Thousands of aspiring lawyers found themselves defenceless after the Common Law Entrance Test (CLAT) sprang a surprise upon them with a revision in the question paper pattern that the candidates were unaware of. Shaswati Das reports.

delhi Updated: May 16, 2011 01:37 IST
Shaswati Das

Thousands of aspiring lawyers found themselves defenceless after the Common Law Entrance Test (CLAT) sprang a surprise upon them with a revision in the question paper pattern that the candidates were unaware of.

"The paper was much longer than what was provided last year or what the sample papers have. The section on legal reasoning especially had very lengthy case dockets. I ended up leaving about 25 questions because of that," said Sonakshi Chaudhry, who appeared for the CLAT.
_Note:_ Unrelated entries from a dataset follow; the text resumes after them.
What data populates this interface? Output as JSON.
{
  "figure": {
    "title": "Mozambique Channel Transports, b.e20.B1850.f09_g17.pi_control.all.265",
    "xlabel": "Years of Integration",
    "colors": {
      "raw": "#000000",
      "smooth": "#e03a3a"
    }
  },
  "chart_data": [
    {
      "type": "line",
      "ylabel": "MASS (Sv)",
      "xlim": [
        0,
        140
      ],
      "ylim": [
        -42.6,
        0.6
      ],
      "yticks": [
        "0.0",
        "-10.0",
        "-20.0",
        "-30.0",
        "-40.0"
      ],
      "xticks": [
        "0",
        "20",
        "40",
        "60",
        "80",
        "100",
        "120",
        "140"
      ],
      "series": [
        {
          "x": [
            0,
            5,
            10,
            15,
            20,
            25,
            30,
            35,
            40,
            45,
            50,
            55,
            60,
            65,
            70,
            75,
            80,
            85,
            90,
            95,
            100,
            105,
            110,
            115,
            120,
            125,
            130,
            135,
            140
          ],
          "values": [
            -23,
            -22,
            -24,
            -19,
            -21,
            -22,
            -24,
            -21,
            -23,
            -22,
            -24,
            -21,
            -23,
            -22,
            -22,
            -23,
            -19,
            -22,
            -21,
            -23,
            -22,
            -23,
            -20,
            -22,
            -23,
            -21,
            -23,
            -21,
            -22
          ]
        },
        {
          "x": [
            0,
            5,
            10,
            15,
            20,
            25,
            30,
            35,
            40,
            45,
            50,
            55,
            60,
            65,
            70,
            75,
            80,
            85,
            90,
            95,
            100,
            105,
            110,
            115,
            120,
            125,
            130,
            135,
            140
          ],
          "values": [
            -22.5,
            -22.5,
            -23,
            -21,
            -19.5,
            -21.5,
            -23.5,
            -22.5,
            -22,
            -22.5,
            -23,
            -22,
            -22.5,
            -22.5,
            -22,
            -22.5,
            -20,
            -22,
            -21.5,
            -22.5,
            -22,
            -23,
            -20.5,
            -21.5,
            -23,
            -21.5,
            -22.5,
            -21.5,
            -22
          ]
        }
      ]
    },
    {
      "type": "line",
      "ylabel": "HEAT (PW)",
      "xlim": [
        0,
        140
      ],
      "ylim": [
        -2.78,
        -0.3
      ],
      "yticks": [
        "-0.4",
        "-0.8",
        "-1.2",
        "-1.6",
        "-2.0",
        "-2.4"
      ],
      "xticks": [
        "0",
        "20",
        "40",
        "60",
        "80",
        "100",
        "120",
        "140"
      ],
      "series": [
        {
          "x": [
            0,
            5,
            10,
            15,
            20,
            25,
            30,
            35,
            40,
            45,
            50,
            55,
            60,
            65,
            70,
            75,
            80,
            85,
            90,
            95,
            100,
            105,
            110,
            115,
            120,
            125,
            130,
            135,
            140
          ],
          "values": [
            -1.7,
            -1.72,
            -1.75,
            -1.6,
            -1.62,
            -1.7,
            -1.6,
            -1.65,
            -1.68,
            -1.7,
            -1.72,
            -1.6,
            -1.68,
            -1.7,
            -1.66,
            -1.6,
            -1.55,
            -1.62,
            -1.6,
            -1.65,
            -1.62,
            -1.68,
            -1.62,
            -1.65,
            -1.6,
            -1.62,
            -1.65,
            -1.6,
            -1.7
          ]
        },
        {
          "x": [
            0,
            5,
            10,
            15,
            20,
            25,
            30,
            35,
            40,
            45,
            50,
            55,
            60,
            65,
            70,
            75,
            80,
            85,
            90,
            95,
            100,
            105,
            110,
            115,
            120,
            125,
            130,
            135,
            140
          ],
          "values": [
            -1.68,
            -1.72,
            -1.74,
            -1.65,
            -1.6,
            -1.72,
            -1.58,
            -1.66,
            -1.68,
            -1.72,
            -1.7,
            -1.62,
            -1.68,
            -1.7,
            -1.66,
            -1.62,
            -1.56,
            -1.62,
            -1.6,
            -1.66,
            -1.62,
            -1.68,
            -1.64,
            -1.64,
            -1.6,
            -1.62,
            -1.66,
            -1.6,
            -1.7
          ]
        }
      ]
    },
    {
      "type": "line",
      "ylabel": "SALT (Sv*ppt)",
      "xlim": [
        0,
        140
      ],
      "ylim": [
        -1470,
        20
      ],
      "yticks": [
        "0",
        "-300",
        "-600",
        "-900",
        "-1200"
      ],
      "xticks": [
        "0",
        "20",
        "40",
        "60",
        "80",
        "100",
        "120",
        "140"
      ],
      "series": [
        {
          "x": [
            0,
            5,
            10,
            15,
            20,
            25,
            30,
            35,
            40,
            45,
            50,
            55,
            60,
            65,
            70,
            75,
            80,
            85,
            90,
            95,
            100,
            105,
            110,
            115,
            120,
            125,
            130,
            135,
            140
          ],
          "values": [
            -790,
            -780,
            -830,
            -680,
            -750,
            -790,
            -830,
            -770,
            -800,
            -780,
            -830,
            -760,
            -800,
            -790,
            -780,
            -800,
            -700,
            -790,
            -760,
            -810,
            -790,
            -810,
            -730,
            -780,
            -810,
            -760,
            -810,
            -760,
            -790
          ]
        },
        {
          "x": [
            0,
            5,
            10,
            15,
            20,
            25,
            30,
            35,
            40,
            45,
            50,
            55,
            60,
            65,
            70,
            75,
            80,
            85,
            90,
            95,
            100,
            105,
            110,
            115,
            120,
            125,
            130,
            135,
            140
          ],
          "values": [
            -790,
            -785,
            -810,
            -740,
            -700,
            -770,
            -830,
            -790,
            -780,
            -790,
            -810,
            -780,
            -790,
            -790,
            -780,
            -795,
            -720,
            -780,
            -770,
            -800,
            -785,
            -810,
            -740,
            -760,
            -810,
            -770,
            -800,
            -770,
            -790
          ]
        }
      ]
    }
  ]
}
Another aspirant, Dhrupad Bharadwaj, said the English section had five passages instead of just one, which gave them less time to finish the paper.

The National University of Juridical Sciences (NUJS), Kolkata authorities, who administered the test, however, maintain that the announcement regarding the change was made repeatedly in advance.

"The change was announced long time back. Maybe we were wrong in calculating the time and length (of the question paper), but it was done to put everyone on an equal footing," said MK Singh, convener of the CLAT exam.

The legal section along with the mathematics and verbal section, too, left students stumped. Only logical reasoning provided some relief to the harried students.

"We want only the best taking up law. There are students who think of this as a secondary option and others who come from lawyer families. This was done to introduce fairness in the system," added Singh.